The committee chairman, Honorable Abubakar Moriki who led the team expressed satisfaction at the level of the backward integration programme the company has been able to achieve.
He also assured the company of friendly policy formulation especially in land acquisition which is geared towards self-sufficiency of sugar in 2020. He said: “We are aware that for a sugar business to succeed there has to be substantial mass land acquisition for the sugar cane to be planted. We will look at these challenges and others affecting the industry.”
‘‘We have the responsibility as the members of the House of Assembly Committee on Industry to oversee the Federal Ministry of industry, Trade and Investment and alongside the agencies, which the National Sugar Development Council is one of them, being the regulatory agency charged with the responsibility of monitoring the implementation of national sugar policy globally and to come out with all implementation strategies to make us realized sugar self-sufficiency after certain period of time.
“We are here to see what extent has the policy of National Sugar impacted on you as a player in the industry and whether there are some amendments to make the implementation smoother and faster. We have visited the production site at the Savannah Sugar Company, Numan, Adamawa State, which is a typical backward integration starting point where we saw how the sugar canes were being produced, the collaboration you have with the host community in terms of the Out Growers Scheme and job creation.”

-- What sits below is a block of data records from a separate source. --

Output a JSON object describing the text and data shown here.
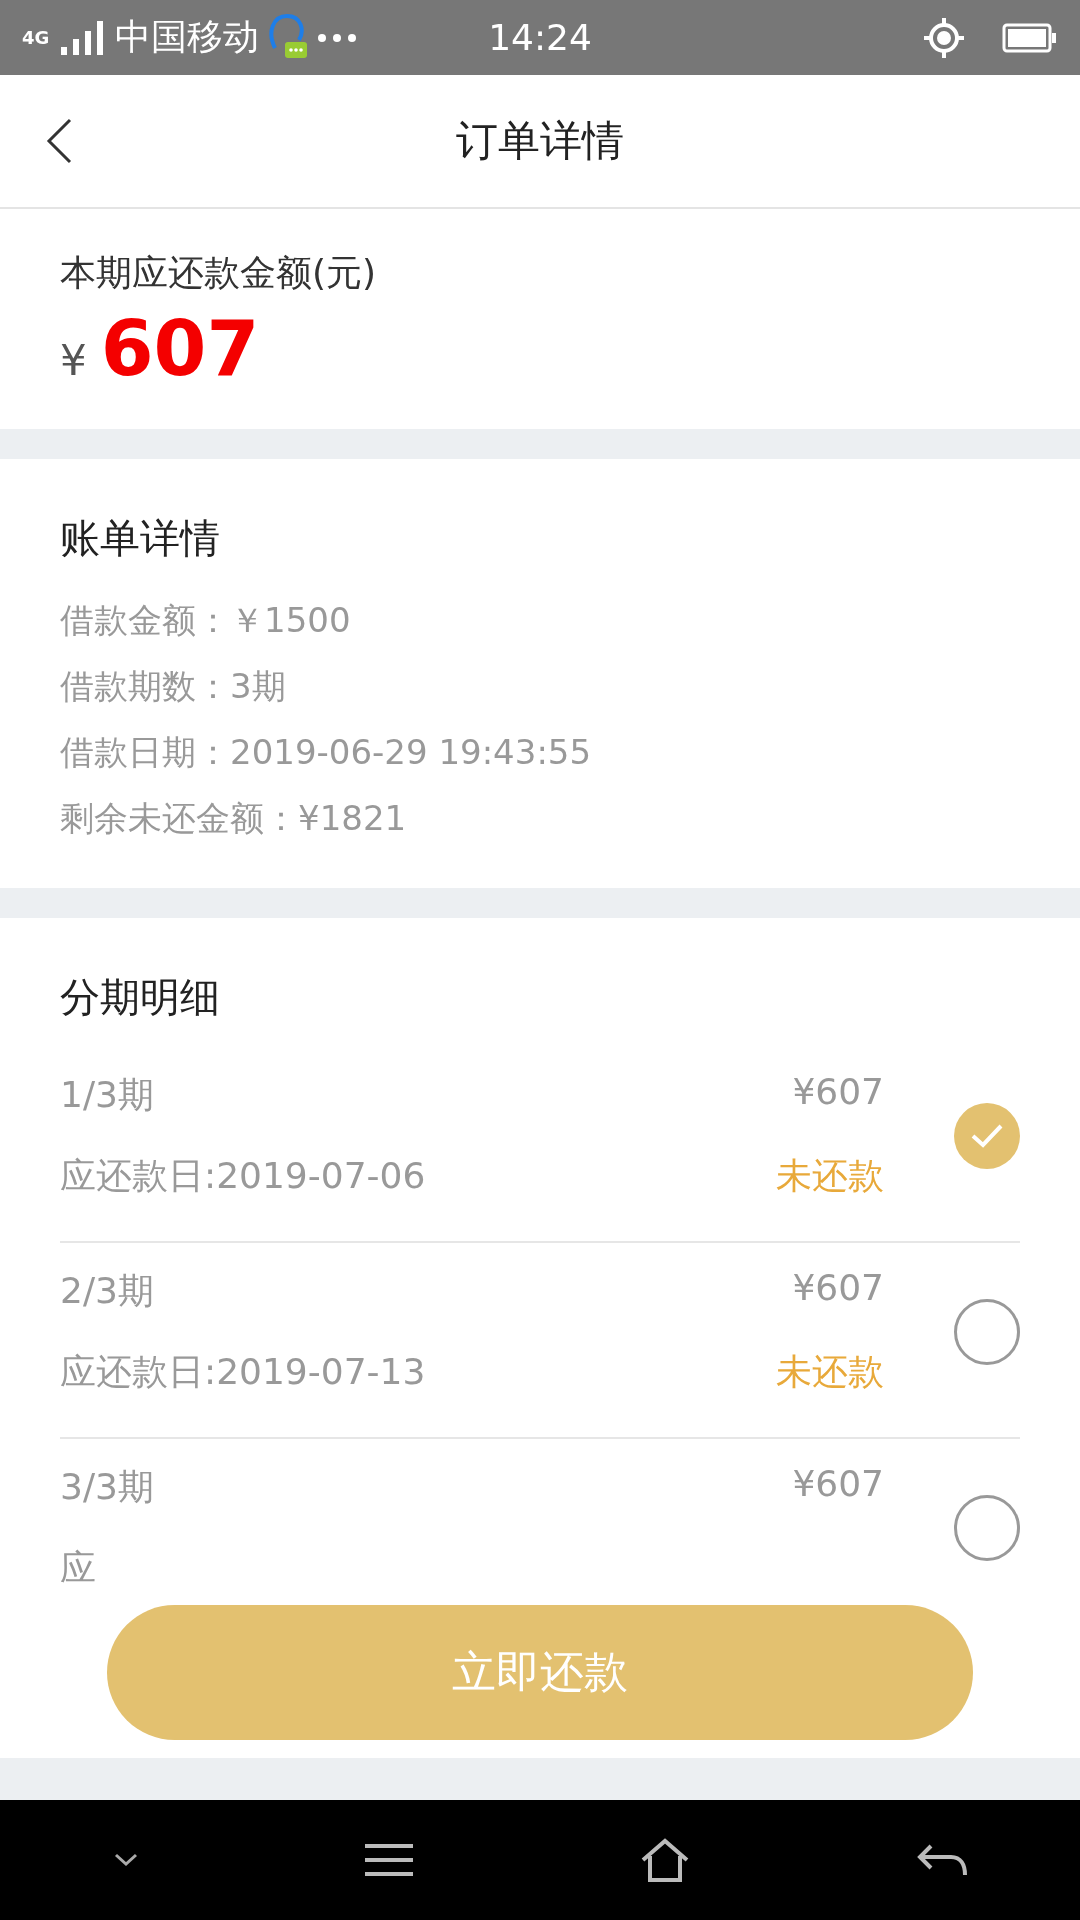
{
  "status_bar": {
    "network": "4G",
    "carrier": "中国移动",
    "time": "14:24"
  },
  "header": {
    "title": "订单详情"
  },
  "due_now": {
    "label": "本期应还款金额(元)",
    "currency": "¥",
    "amount": "607"
  },
  "bill": {
    "title": "账单详情",
    "lines": [
      {
        "text": "借款金额：￥1500"
      },
      {
        "text": "借款期数：3期"
      },
      {
        "text": "借款日期：2019-06-29 19:43:55"
      },
      {
        "text": "剩余未还金额：¥1821"
      }
    ]
  },
  "installments": {
    "title": "分期明细",
    "rows": [
      {
        "period": "1/3期",
        "amount": "¥607",
        "due": "应还款日:2019-07-06",
        "status": "未还款",
        "selected": true
      },
      {
        "period": "2/3期",
        "amount": "¥607",
        "due": "应还款日:2019-07-13",
        "status": "未还款",
        "selected": false
      },
      {
        "period": "3/3期",
        "amount": "¥607",
        "due": "应",
        "selected": false
      }
    ]
  },
  "pay_button": {
    "label": "立即还款"
  }
}
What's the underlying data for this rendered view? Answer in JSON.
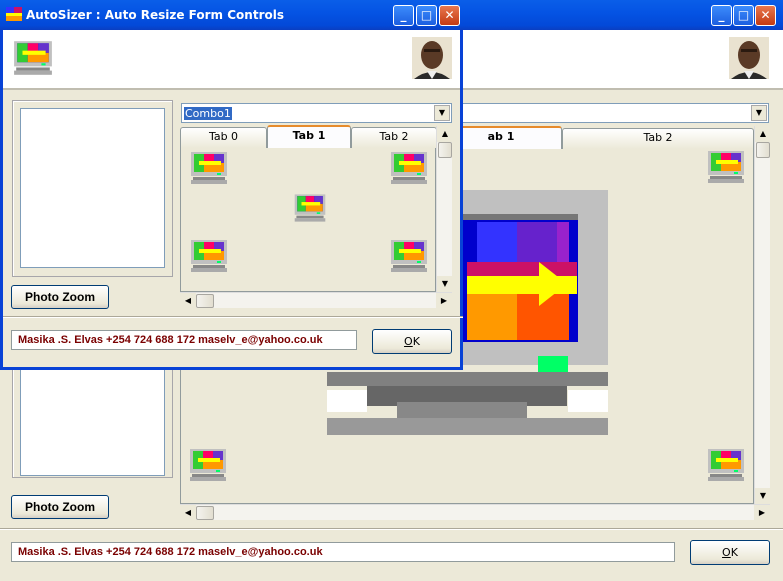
{
  "window": {
    "title": "AutoSizer : Auto Resize Form Controls"
  },
  "combo": {
    "value": "Combo1"
  },
  "tabs": [
    {
      "label": "Tab 0"
    },
    {
      "label": "Tab 1"
    },
    {
      "label": "Tab 2"
    }
  ],
  "back_tabs": [
    {
      "label": "ab 1"
    },
    {
      "label": "Tab 2"
    }
  ],
  "buttons": {
    "photo_zoom": "Photo Zoom",
    "ok": "OK",
    "ok_accel": "O",
    "ok_rest": "K"
  },
  "status": {
    "text": "Masika .S. Elvas +254 724 688 172 maselv_e@yahoo.co.uk"
  },
  "colors": {
    "titlebar": "#0554e4",
    "status_text": "#7a0000",
    "tab_accent": "#e68b2c"
  },
  "icons": [
    "app-icon",
    "monitor-icon",
    "avatar",
    "minimize-icon",
    "maximize-icon",
    "close-icon"
  ]
}
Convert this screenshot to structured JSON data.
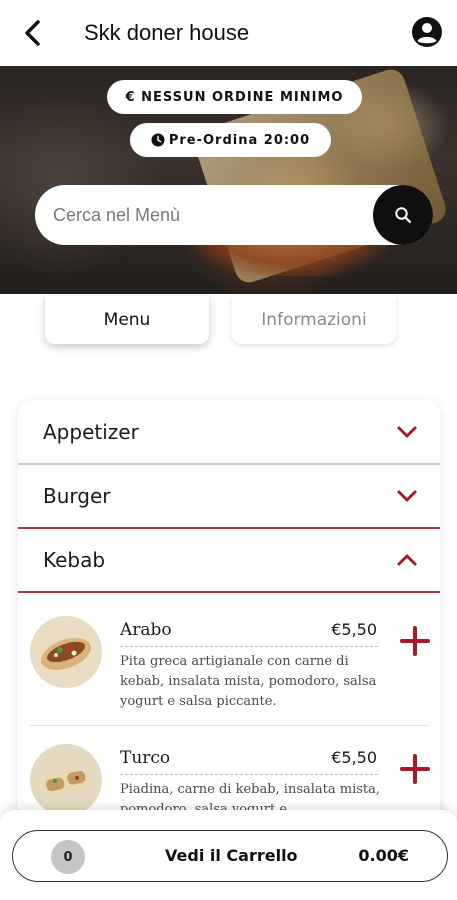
{
  "header": {
    "title": "Skk doner house",
    "back_icon": "back-chevron-icon",
    "account_icon": "account-circle-icon"
  },
  "hero": {
    "min_order_badge": "€ NESSUN ORDINE MINIMO",
    "preorder_badge": "Pre-Ordina 20:00",
    "preorder_icon": "clock-icon",
    "search_placeholder": "Cerca nel Menù",
    "search_icon": "search-icon"
  },
  "tabs": [
    {
      "label": "Menu",
      "active": true
    },
    {
      "label": "Informazioni",
      "active": false
    }
  ],
  "categories": [
    {
      "label": "Appetizer",
      "expanded": false
    },
    {
      "label": "Burger",
      "expanded": false
    },
    {
      "label": "Kebab",
      "expanded": true
    }
  ],
  "items": [
    {
      "name": "Arabo",
      "price": "€5,50",
      "description": "Pita greca artigianale con carne di kebab, insalata mista, pomodoro, salsa yogurt e salsa piccante."
    },
    {
      "name": "Turco",
      "price": "€5,50",
      "description": "Piadina, carne di kebab, insalata mista, pomodoro, salsa yogurt e..."
    }
  ],
  "cart": {
    "count": "0",
    "label": "Vedi il Carrello",
    "total": "0.00€"
  },
  "colors": {
    "accent": "#a11d2a",
    "dark": "#101010"
  }
}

“We are happy at the development seen in Numan, which portrays a successful privatization. The company was sold to Dangote in 2003, it was sold as a moribund company but during our visit to the company, we found out it was back on its feet with about 12,000 hectare of land put into cultivation of sugar cane.”
He also urged the management of the Dangote Sugar Refinery to ensure maximal capacity utilization as much as possible to be able to refine sugar here for the mean time and to be able to have mechanism to produce sugar also in the factory.
The group managing director of Dangote Sugar Refinery, Abdullahi Sule said Nigeria is one of the world’s largest net importers of sugar, consuming significant amount of foreign exchange.
He noted that Dangote Sugar Master Plan was to ensure five large sugar factories, 150,000 Ha of land under cultivation, 1.5 to 2.0 million MT/PA of refined sugar from locally grown sugarcane per annual and to generate over 100,000 jobs among others.
He pointed out that Dangote Industries Limited acquired Savannah Sugar in 2003 and Dangote Sugar being a subsidiary of Dangote Industries acquired 95 per cent stake in Savannah Sugar in December 2012, and have invested over N33.05 billion.
He added that at the end of the rehabilitation exercise, Savannah Sugar will increase its sugar production to 260,000 MT per annual of refined sugar from 26,500ha cultivated land, at 12,000TCD daily, 190 days crop length, increase factory from 3,000TCD to 6,000TCD and install a 12000TCD diffuser factory, employ about 15,000 direct and indirect (seasonal) employees, produce 10MW power for export during crop, 18,000,000 liter per annum fuel ethanol and 10,000 MT per annum Animal feed from the by-products.
Sule however said that some of the challenges facing the industry are government policies, lack of infrastructures, stringent financing, huge investment, lack of forex among others.
Also, the director of Stakeholder Management and Corporate Communications of Dangote Industries, Mr. Mansur Ahmed said that the company was committed to the backward integration commitment it signed with the Federal Government, saying the Savannah Sugar Company acquired by the company in Numan, Adamawa, had started producing and plans were on for expansion.
He said that the current economic challenges in the country notwithstanding, the company is poised to remain a leader in the sector.